Using methods they developed a few years ago, Wolkow and coworkers prepared silicon surfaces adorned with rows of styrene-derived molecules that terminate near silicon dangling bonds (unsaturated valencies). Then they varied the silicon doping level, which alters the charge state of the dangling bond, and measured conductivity through the molecules.
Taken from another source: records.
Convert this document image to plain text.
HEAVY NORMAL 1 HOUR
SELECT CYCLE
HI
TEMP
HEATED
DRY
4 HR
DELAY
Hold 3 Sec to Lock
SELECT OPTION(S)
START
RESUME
The team points out that when a large bias (about 2.5 V) is applied to the electrode, all of the molecules in the row conduct current. But when a much smaller bias is applied, usually the molecules cannot transport charge. Surprisingly, Wolkow and colleagues found that under conditions that ordinarily do not support electrical conductivity, the molecules closest to charged dangling bonds conduct current anyhow. In fact, the effect is so pronounced, Wolkow stresses, that it is readily observed at room temperature--not just at the cryogenic temperatures typically required for these types of investigations.

On the basis of STM analysis and quantum mechanical calculations, the group attributes the observations to changes in the molecules' energy levels that are induced by the dangling bonds' electric fields.

Ratner remarks that the study "constitutes direct evidence that localized charges profoundly affect charge transport in single-molecule structures on silicon surfaces at room temperature."